To play the role of the legless cripple, Chaney wore an apparatus to simulate amputated legs, which consisted primarily of two wooden buckets and multiple leather straps, was complex and incredibly painful. Chaney's knees sat in the buckets, while his lower legs were tied back. Studio doctors asked that Chaney not wear the device, but he insisted on doing so, so that his costume would be authentic.

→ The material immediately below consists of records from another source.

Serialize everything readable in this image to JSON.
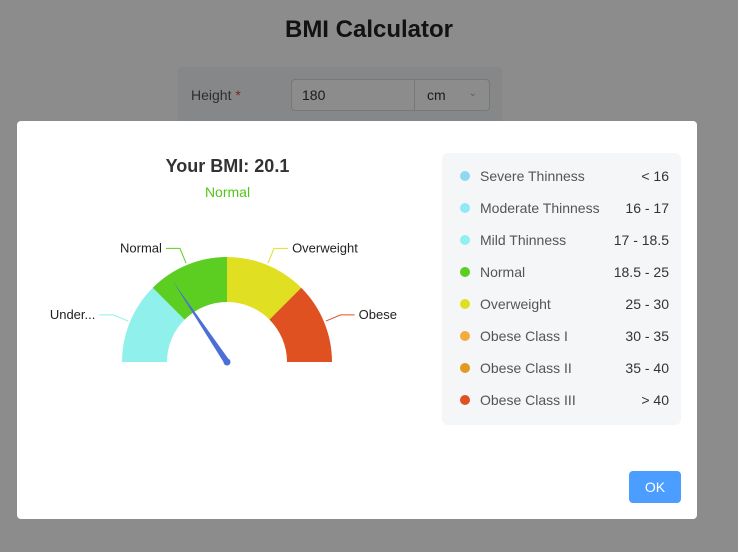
{
  "app": {
    "title": "BMI Calculator"
  },
  "form": {
    "height_label": "Height",
    "required_mark": "*",
    "height_value": "180",
    "unit_value": "cm"
  },
  "modal": {
    "bmi_text": "Your BMI: 20.1",
    "category": "Normal",
    "ok_label": "OK"
  },
  "gauge": {
    "value": 20.1,
    "segments": [
      {
        "label": "Under...",
        "color": "#8ff0ec"
      },
      {
        "label": "Normal",
        "color": "#5ccd21"
      },
      {
        "label": "Overweight",
        "color": "#e1df22"
      },
      {
        "label": "Obese",
        "color": "#e05122"
      }
    ],
    "needle_color": "#4c6ed6"
  },
  "legend": [
    {
      "name": "Severe Thinness",
      "range": "< 16",
      "color": "#8fd8f5"
    },
    {
      "name": "Moderate Thinness",
      "range": "16 - 17",
      "color": "#92e9f5"
    },
    {
      "name": "Mild Thinness",
      "range": "17 - 18.5",
      "color": "#8ff0ec"
    },
    {
      "name": "Normal",
      "range": "18.5 - 25",
      "color": "#5ccd21"
    },
    {
      "name": "Overweight",
      "range": "25 - 30",
      "color": "#e1df22"
    },
    {
      "name": "Obese Class I",
      "range": "30 - 35",
      "color": "#f0ad3d"
    },
    {
      "name": "Obese Class II",
      "range": "35 - 40",
      "color": "#e29a1f"
    },
    {
      "name": "Obese Class III",
      "range": "> 40",
      "color": "#e05122"
    }
  ]
}
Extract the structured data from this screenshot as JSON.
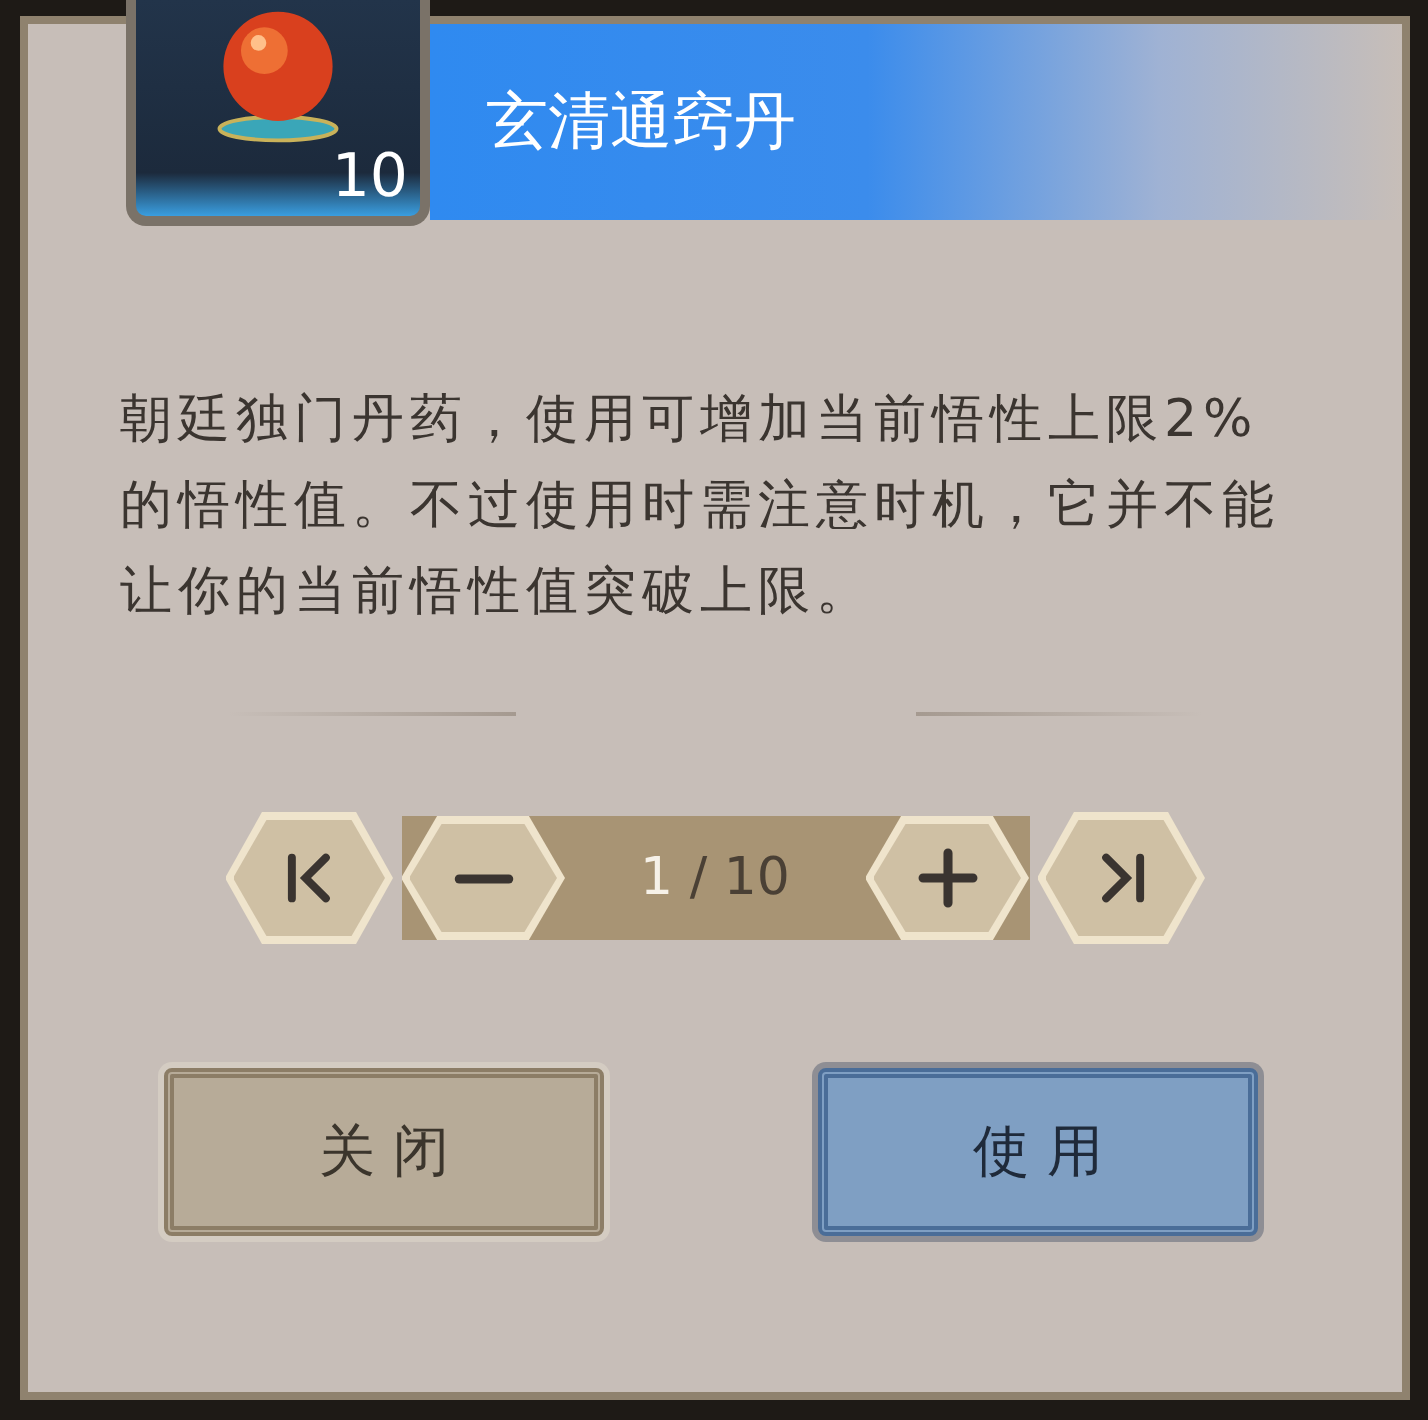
{
  "item": {
    "count": "10",
    "name": "玄清通窍丹"
  },
  "description": "朝廷独门丹药，使用可增加当前悟性上限2%的悟性值。不过使用时需注意时机，它并不能让你的当前悟性值突破上限。",
  "quantity": {
    "current": "1",
    "rest": "/ 10"
  },
  "buttons": [
    {
      "label": "关 闭",
      "kind": "secondary"
    },
    {
      "label": "使 用",
      "kind": "primary"
    }
  ]
}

To assure audiences that Chaney was not an amputee, the original release of the film reportedly included a short epilogue clip showing Chaney out of character. This clip does not survive in the existing prints but in the movie itself, in the scene where Blizzard (Chaney) imagines his gang of anarchists carrying the loot from the Mint Building, Chaney can be seen directing the heist unamputated.

==Reception==
"Hats off to Lon Chaney! As "Blizzard" ... he gives one of the screen's greatest performances. However, up to almost the very conclusion the gripping melodramatic incidents hold securely and Chaney's work is so unusually fine, it will probably hold the production for all that is necessary."—The Wid's Film Daily

"Lon Chaney, whose work in The Miracle Man won so much praise, portrays a role that might have been written for him. He is wicked and cunning, but in the end he wins sympathy and applause. Chaney makes splendid use of every opportunity."—The Moving Picture World

"It is needless to say that the picture is Chaney more than any one else...The continuity is not always smooth, the action not always sustained. Episodes are often too racy to suit the intelligence of the picture patron. But there is no denying that the feature is interesting."—Variety

"Here is a picture that is about as cheerful as a hanging---and as interesting. You can't, being an average human and normal as to your emotional reactions, really like The Penalty, any more than you could enjoy a hanging. But for all its gruesome detail you are quite certain to be interested in it... It is a remarkably good performance this actor (Chaney) gives."—Photoplay

"One of the striking things about the picture is the remarkable characterization given by Lon Chaney, who has the leading character... Rarely has the screen seen a better piece of acting."—Exhibitors Trade Review

On Rotten Tomatoes, the film holds an approval rating of 83% based on 6 reviews, with a weighted average rating of 7.3/10.

==Preservation==
Prints of The Penalty are in the George Eastman Museum Motion Picture Collection, the Museum of Modern Art in New York City and the Turner Film Library. It is available on DVD as well.

==Legacy==
The Penalty was one of Chaney's breakout roles, showcasing his taste for the macabre and talent for contortion and disguise. He had previously demonstrated similar qualities in the previous year's The Miracle Man, but The Penalty and Treasure Island, both of 1920, secured Chaney's place as one of America's most famous character actors, before moving on to his more famous roles in 1923's The Hunchback of Notre Dame and 1925's The Phantom of the Opera. In 2009, Empire named it #17 in a poll of the 20 Greatest Gangster Movies You've Never Seen *Probably.

==Modern score==
The Penalty was shown at the Hippodrome Silent Film Festival in March 2018 accompanied by a newly commissioned score by Scottish composer Graeme Stephen for guitar (Stephen) and cello (Pete Harvey).